With giving a little more relief we must make sure it doesn’t take away from our own selves. The last counter argument involves charity and moral duty. Singer’s counter argument is that most people view that it is acceptable for some to give to charity and it is acceptable for some not to give and not be accountable for it (Singer, 1972). In Singer’s world, moral duty and charity are both the same concept. Furthermore, he admits that everyone should give help and that one should give instead of spending on things that are not necessarily based on need. Singer, 1972).

Singer states “From the moral point of view, the prevention of the starvation of millions of people outside our society must be considered at least as pressing as the upholding of property norms within our society” (Singer, 1972, pg. 237). This is detrimental in Singer’s view as an appropriate action of all people in affluent societies. Next, I will give my personal view and why I support Singer’s argument. In my personal opinion I support Singer’s argument of moral responsibility. I think affluent societies like the U. S. ave the obligation to help not only individually but the government should be involved in helping people in other countries who need outside help and it should be our moral duty to help. Moral duty has been a philosophical question for some philosophers.

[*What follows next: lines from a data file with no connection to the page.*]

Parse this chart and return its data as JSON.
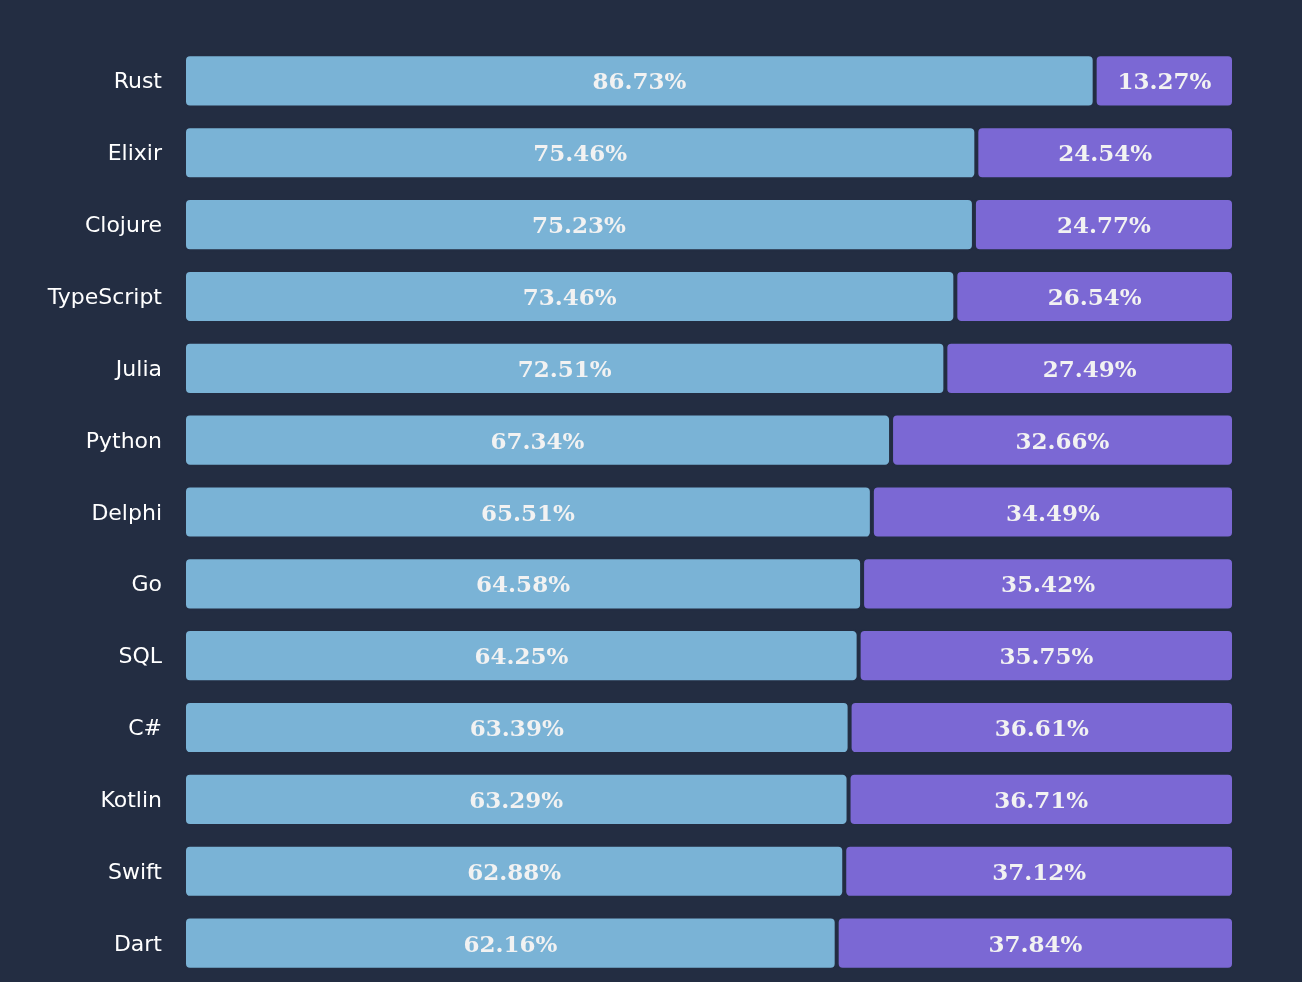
{
  "chart_data": {
    "type": "bar",
    "orientation": "horizontal",
    "stacked": true,
    "tick_labels": "y",
    "xlim": [
      0,
      100
    ],
    "categories": [
      "Rust",
      "Elixir",
      "Clojure",
      "TypeScript",
      "Julia",
      "Python",
      "Delphi",
      "Go",
      "SQL",
      "C#",
      "Kotlin",
      "Swift",
      "Dart"
    ],
    "series": [
      {
        "color": "#7ab3d6",
        "values": [
          86.73,
          75.46,
          75.23,
          73.46,
          72.51,
          67.34,
          65.51,
          64.58,
          64.25,
          63.39,
          63.29,
          62.88,
          62.16
        ],
        "value_labels": [
          "86.73%",
          "75.46%",
          "75.23%",
          "73.46%",
          "72.51%",
          "67.34%",
          "65.51%",
          "64.58%",
          "64.25%",
          "63.39%",
          "63.29%",
          "62.88%",
          "62.16%"
        ]
      },
      {
        "color": "#7b68d4",
        "values": [
          13.27,
          24.54,
          24.77,
          26.54,
          27.49,
          32.66,
          34.49,
          35.42,
          35.75,
          36.61,
          36.71,
          37.12,
          37.84
        ],
        "value_labels": [
          "13.27%",
          "24.54%",
          "24.77%",
          "26.54%",
          "27.49%",
          "32.66%",
          "34.49%",
          "35.42%",
          "35.75%",
          "36.61%",
          "36.71%",
          "37.12%",
          "37.84%"
        ]
      }
    ]
  }
}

Ethics can help explain whether a certain action is right or wrong (De Jager, 2002). Evaluating Singer’s article one can see that there is a call to action and a need to help people in dire circumstances that do not have the ability to help themselves. I believe in the Golden Rule-“Do unto others as you would have them do unto you. If I or my family were starving in a refugee camp, I would hope somebody would be kind enough to lend me some food or medical supplies until I could find a better station in life to repay them.

Today there are many organizations that are set up in areas like Bengal, India that help unfortunate people in the area. I think if everyone would give something to help these organizations it would improve conditions like mentioned afore. I would also include virtue ethics which deals with moral righteousness of a person; it is a virtue to be generous to others (Mosser, 2010). The best moral attitude to take is to send relief as Singers has proposed. In conclusion, we examined Peter Singer’s article and found his goal was to persuade people to help disaster victims like the one in Bengal, Indian that happened in the 1970’s.

We included the counter arguments Singer used to support his own argument and found that marginal utility was the extent in which a person or family could contribute to help others without endangering their own circumstances (Singer, 1972). Next we examined Singer’s view of charity and moral obligation and discerned that he thought there were no differences in comparison of the two. Lastly, I gave my own personal response to Singer’s argument and concluded that I supported his views.